Kegiatan semakin interaktif karena berbagai LSM yang berkecimpung di dunia perikanan hiu di Indonesia berkenan membagikan pengalamannya di lapangan di sesi selanjutnya yang dimoderatori Widhya N. Satrioajie (Deputi Kebijakan Pembangunan BRIN/Bekal Pemimpin). Misalnya, Thresher Shark Indonesia memberikan insentif berupa dana pendidikan untuk merubah perilaku sekaligus memutus rantai kemiskinan di Alor, Mobula Project Indonesia yang memberikan pelatihan-pelatihan bagi ibu-ibu nelayan di Muncar, WWF berbagi soal inisiasi data ekologi jangka panjang untuk Hiu Tikus dan identifikasi habitat kritis di Bali, Elasmobranch Project Indonesia berbagi soal upaya pendataan komoditas tangkapan sampingan dan penelitian ekologi serta sosial lainnya di TN Karimunjawa, atau Rekam Nusantara yang berbagi soal komposisi tangkapan Pari di Rembang yang didominasi anakan. Selanjutnya, peserta Lokakarya dibagi menjadi 5 kelompok untuk berdiskusi secara intensif meskipun dengan keterbatasan waktu untuk menjawab beberapa pertanyaan yang sudah disiapkan panitia diantaranya “Apakah perikanan hiu lestari itu memungkinkan? Apa tantangan yang dialami berbagai pihak (nelayan/pengepul/pemerintah) dalam mengelola perikanan hiu?”. Lalu dilanjutkan dengan sharing singkat dari perwakilan kelompok, untuk selanjutnya disimpulkan dan ditutup dengan foto bersama.

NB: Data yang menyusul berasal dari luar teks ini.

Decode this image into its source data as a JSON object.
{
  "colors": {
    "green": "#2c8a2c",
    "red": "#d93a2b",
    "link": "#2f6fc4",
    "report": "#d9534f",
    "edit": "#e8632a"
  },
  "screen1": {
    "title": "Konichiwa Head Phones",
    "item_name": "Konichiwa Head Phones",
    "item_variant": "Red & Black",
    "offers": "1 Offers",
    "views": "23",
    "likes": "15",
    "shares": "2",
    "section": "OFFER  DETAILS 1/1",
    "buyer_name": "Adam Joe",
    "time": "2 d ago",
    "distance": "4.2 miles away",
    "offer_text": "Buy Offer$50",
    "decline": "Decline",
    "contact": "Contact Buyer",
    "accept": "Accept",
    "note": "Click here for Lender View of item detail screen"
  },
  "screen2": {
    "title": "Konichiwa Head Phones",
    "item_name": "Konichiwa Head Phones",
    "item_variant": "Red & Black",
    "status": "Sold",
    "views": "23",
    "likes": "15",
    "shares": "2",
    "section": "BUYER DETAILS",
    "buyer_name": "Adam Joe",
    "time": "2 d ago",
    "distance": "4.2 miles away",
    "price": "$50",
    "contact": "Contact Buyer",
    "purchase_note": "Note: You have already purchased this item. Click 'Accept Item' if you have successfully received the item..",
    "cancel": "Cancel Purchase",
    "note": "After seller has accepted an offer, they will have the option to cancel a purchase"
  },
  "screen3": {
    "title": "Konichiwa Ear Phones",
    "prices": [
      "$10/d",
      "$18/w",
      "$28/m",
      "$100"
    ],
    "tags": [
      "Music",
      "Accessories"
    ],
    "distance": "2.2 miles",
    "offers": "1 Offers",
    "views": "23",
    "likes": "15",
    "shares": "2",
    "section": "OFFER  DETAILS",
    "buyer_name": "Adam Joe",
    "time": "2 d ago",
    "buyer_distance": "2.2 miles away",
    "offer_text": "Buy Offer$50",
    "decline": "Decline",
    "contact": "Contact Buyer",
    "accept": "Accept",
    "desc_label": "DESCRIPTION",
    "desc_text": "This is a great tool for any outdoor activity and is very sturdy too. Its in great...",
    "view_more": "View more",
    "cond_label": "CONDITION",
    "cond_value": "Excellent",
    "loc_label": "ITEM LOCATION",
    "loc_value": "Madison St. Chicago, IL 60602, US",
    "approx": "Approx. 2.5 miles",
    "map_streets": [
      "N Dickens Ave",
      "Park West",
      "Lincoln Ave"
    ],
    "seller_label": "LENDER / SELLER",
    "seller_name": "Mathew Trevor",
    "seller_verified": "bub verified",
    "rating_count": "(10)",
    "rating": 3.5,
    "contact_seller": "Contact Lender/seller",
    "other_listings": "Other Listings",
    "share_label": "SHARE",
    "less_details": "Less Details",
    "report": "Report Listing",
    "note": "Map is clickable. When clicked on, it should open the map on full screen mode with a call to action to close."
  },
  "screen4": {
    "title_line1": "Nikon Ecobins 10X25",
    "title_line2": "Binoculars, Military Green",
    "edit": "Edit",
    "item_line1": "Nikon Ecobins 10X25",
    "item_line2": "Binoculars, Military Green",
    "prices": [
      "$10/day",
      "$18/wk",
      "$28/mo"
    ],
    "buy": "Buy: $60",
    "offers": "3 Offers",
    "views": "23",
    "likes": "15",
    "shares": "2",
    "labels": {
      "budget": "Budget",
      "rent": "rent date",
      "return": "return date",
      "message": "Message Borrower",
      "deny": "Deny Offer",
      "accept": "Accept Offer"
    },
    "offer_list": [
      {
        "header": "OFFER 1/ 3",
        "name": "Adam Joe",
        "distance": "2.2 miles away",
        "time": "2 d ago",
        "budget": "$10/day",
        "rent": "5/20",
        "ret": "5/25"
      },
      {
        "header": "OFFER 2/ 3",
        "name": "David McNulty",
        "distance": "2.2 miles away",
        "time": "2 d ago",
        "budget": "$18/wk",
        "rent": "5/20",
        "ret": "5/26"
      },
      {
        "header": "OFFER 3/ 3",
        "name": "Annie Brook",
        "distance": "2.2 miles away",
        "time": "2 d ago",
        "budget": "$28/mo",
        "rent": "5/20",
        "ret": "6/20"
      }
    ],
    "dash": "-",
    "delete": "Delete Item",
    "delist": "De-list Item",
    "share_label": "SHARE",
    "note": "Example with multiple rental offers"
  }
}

Mengutip salah satu diskusi saat lokakarya “Jangan hanya bilang hentikan, beri solusi”. Harapannya, lokakarya nasional ini menjadi awal untuk mendorong kolaborasi berbagai pihak untuk pengelolaan perikanan hiu yang berkeadilan dan berkelanjutan, integrasi data sains jangka panjang sebagai dasar pengambilan kebijakan, termasuk mendorong secara konsisten aspek penegakan hukum. Salah satu kegiatan lanjutan dari kegiatan ini adalah diseminasi dan diskusi yang akan dilaksanakan di Kabupaten Kepulauan Sangihe bulan Mei mendatang. Seluruh rangkaian kegiatan ini diharapkan berkontribusi dalam pencapaian tujuan pembangunan berkelanjutan (Sustainable Development Goals; SDGs) khususnya dukungan terhadap pengentasan kemiskinan, mendorong pekerjaan layak dan pertumbuhan ekonomi, melalui kemitraan yang berkelanjutan, khususnya di ekosistem pesisir dan laut (SDG 1, SDG 8, SDG 17, SDG 14).